Pudge seems to be overcoming her bout of "stones". Her pee clumps in the litter box are close to normal, and she's not going to the box a zillion times a day and straining to no effect. I'm not sure the water fountain is a big hit, but both cats seem to have accepted it. The change in food is going fine; they are eating the REALLY smelly canned food well, especially Snickers, and eating the dry food as well. Pudge is bouncing around again - all bright-eyed and bushy-tailed.

The baby quail were back yesterday around noon time. Several hours later, they were back - only this time so were the 1st batch of baby quail that I saw a month or two ago. Now this first batch are "juveniles" and look huge in comparison to the little ones. Baby quail dad did not like having the other quail family around his babies and shooed them off to one side of the yard before herding his family to the other side. Guess there won't be any play dates in their futures.

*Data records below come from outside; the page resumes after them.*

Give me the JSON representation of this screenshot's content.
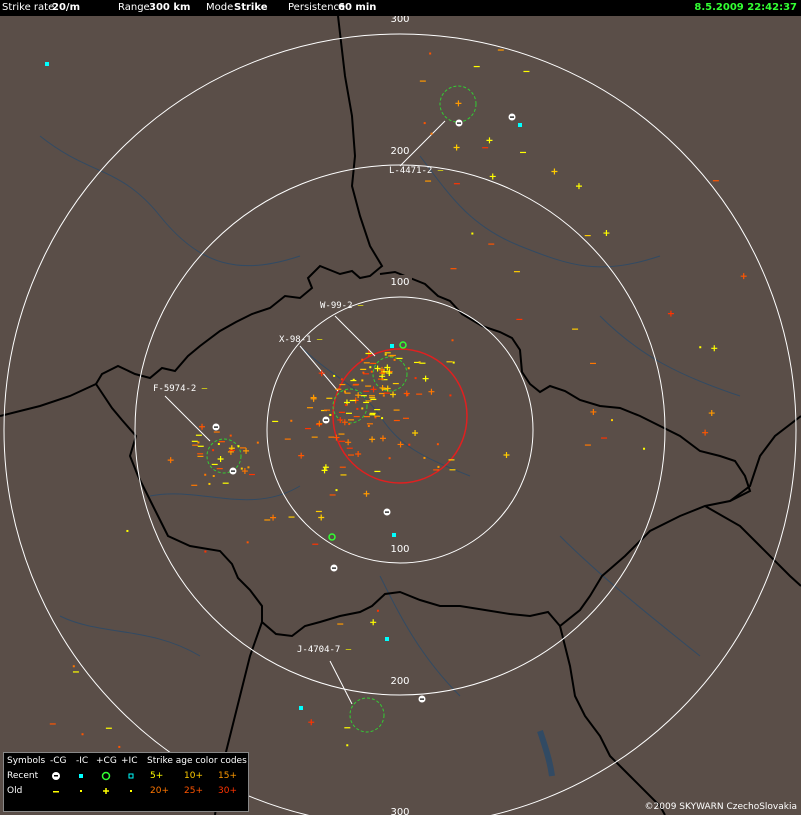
{
  "header": {
    "strike_rate_label": "Strike rate",
    "strike_rate_value": "20/m",
    "range_label": "Range",
    "range_value": "300 km",
    "mode_label": "Mode",
    "mode_value": "Strike",
    "persistence_label": "Persistence",
    "persistence_value": "60 min",
    "timestamp": "8.5.2009 22:42:37",
    "timestamp_color": "#33ff33"
  },
  "range_rings": {
    "labels": [
      "100",
      "200",
      "300"
    ],
    "color": "#ffffff"
  },
  "cells": [
    {
      "id": "L-4471-2",
      "label": "L-4471-2"
    },
    {
      "id": "W-99-2",
      "label": "W-99-2"
    },
    {
      "id": "X-98-1",
      "label": "X-98-1"
    },
    {
      "id": "F-5974-2",
      "label": "F-5974-2"
    },
    {
      "id": "J-4704-7",
      "label": "J-4704-7"
    }
  ],
  "legend": {
    "symbols_label": "Symbols",
    "cols": [
      "-CG",
      "-IC",
      "+CG",
      "+IC"
    ],
    "age_title": "Strike age color codes",
    "row_recent": "Recent",
    "row_old": "Old",
    "ages_row1": [
      "5+",
      "10+",
      "15+"
    ],
    "ages_row2": [
      "20+",
      "25+",
      "30+"
    ],
    "age_colors": [
      "#ffff00",
      "#ffcc00",
      "#ff9900",
      "#ff7700",
      "#ff5500",
      "#ff3300"
    ]
  },
  "credit": "©2009 SKYWARN CzechoSlovakia",
  "colors": {
    "map_bg": "#5a4e48",
    "border": "#000000",
    "water": "#2a4a6a",
    "storm_red": "#e02020",
    "cell_green": "#33cc33"
  }
}
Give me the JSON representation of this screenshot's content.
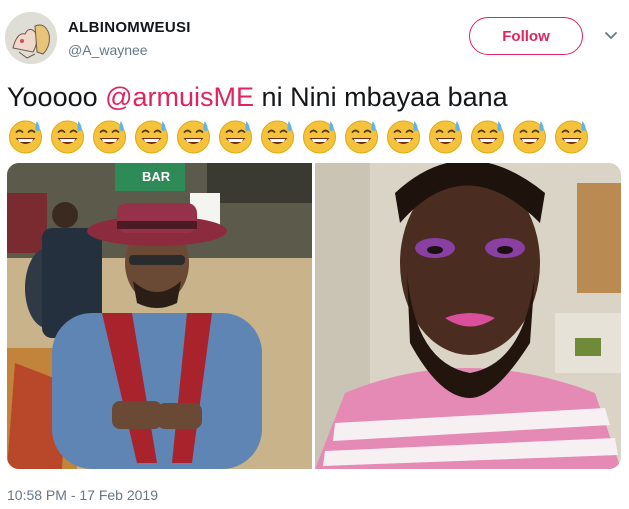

Fourth of July was pretty quiet around here - no parades, no bar-b-ques, no fireworks for us. I spent a good part of the day turning pounds of Costco hamburger into meatloaf and hb patties to stash in the freezer - boring and lots of work. I did watch "A Capital Fourth" from Washington, D.C., on tv that evening. Some of the music was good and some not so good - the best was when just the orchestra played as the Sesame Street characters and the blond bimbo singer in the skin-tight gold dress didn't do much for me. The fireworks were OK; the fireworks from NYC were better, but by then I was pretty much falling asleep anyway so gave it up and turned the tv off. Watching fireworks on tv just isn't the same as sitting in a lawn chair at the ballfield with several hundred other people and kids running around all over the place, hearing the boom and feeling the thump as the sky explodes with light and sparkles and a collective sigh and gasp from the crowd goes up. Just not the same.

I'm headed off to Silver Sneakers later this morning. After playing hooky for a week and a half, I forced myself to go on Monday because if I didn't, I knew I might never go back. Our instructor had surgery 2 weeks ago and will be out for another 3 or 4. Unfortunately, the sub isn't "TOO tall, too...", and I don't much like her.